Дальше все было как в кошмаре. Ваня провалился в сон, и только луна возвышалась в звездном небе.
В эту ночь везде горели свечи и лампы. Никто не ложился спать. Горожане смирно сидели возле колыбелек своих детей, а над ними висели кресты. Церковь была заполнена народом, молящимся, о милости Господней. Во главе всех сидел отец Анатолий, его седая борода так и колыхалась на ветру, сложив руки на груди, он читал молитву:
«Господи, Боже Великий, Царю безначальный, пошли, Господи, Архангела Твоего Михаила на помощь рабам Твоим. Защити Архангеле, нас от всех врагов, видимых и невидимых. О, Господень Великий Архангеле Михаиле!»
И лишь один человек не страшился ужаса тьмы… Из-за своей глупости. Здоровый амбал в грязном тряпье, в котором он явился на службу к Хлевадию Баракову ради двухсот рублей и добавки в тридцать рублей, если он будет бить одного смазливого мальчишку-батрака каждый день.
Иннокентий шагал по заснеженной земле, громко напевал своим гортанным пьяным голосом:
– Летят утки, летят утки и два гуся, ох, кого люблю, кого люблю – не дождуся.
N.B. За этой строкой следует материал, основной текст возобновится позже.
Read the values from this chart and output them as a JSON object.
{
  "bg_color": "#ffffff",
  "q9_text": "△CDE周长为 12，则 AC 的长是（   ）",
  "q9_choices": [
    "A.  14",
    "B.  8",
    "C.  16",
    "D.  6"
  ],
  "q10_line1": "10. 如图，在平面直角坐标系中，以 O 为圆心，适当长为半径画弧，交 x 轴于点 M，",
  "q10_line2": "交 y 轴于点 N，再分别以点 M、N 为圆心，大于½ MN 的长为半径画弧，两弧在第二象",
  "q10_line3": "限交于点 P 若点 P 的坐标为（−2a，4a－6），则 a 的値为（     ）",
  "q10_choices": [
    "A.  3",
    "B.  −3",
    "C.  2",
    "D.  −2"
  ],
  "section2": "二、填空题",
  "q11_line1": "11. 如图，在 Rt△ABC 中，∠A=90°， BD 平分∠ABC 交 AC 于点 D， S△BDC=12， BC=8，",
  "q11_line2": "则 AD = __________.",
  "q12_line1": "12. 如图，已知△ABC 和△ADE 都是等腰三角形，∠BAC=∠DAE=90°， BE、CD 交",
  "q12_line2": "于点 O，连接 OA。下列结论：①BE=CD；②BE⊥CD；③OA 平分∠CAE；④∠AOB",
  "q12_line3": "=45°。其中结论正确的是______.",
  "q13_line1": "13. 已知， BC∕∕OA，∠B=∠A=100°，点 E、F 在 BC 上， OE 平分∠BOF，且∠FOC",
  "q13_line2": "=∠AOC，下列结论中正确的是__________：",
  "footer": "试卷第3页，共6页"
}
Шатаясь и напевая, одну и ту же строку, ноги наконец не удержали его, и он громко плюхнулся на ледяную корку.
– Проклятие! Чертова зима-старушка! Будь ты неладна и весь снег твой!
Громила злобно плюясь пытался встать, но каждый раз поскальзывался.
– Черт! – кричал он каждый раз, когда ему не удавалось подняться. – Катись, собака!
Иннокентий, в конце концов, сдался и лег на холодную морозящую грязь и уже немного посапывая бормотал:
– Чертов Хлевадий, сукин сын, когда-нибудь он у меня еще попляшет.
И вот его глаза уже слипались, но внезапно… Раздался дикий рев! Такой, что боров сразу протрезвел.
– Что происходит! – закричал он, отрывая голову ото льда.
И увидел… Те же кровожадные золотые глаза-факелы с узкими зрачками и белоснежной, улыбкой чеширского кота с небольшими клыками.
– Нет, не надо! – завопил Иннокентий и что есть силы старался отползти как можно дальше от этого зверя.
Глаза с улыбкой медленно следовали за ним.
– Не надо! Нет! Прошу!
И вот он услышал… Шепот! Тихий шепот, как будто сам ветер говорил с ним. А затем чудовищная боль.
– Люди! – кричал он, чувствуя, как его ноги медленно скрючиваются и ломаются будто щепки.
А затем и руки покрылись маленькими ранками, но из них ручьями текли струйки крови.
– Людиии! – вновь воззвал он. – Не бросайтеее!
Но никто из жителей не вышел из своих домов, но все они слышали крики и как новая жертва корчится в муках. И никто не решался выйти. И только желтые глаза, да злобная ухмылка были рядом с Иннокентием, а с его смертью и они исчезли.
Ранним мерзлым утром его труп нашли. Весь изрезанный и искалеченный. Массивная, упитанная шея была надломана и свернута на правый бок. И кровь все еще текла из жертвы, которую настиг «иркутский зверь», как называли его в губернии.
– Надо позвать Анатолия, – сказал один из косматых крестьян. – Пусть похоронят бедолагу.
– Как бы нам на его месте не оказаться.
– Это все тот англичанин! – заявил один из мужиков в рванье. – Надо прибить гада!
Остальные люди ему вторили, выражая бурное согласие.
– Пора сжечь черта!
– Сожжем его!
И вот тело Иннокентия унесли, и разъяренная толпа направилась к дому Хлевадия.
Тот уже все прекрасно знал и его съедал страх. – «Это невыносимо!» – Восклицал он мысленно. – «Столько лет я жил припеваючи, а теперь все псу под хвост! Все из-за этого мальчишки! Да! Мальчишка виноват во всем! Надо от него избавиться раз и навсегда! Но как?»
Взгляд буржуя пал на черный пистолет, висящий у него на стене.
– «Вот как!» – подумал он и возликовал.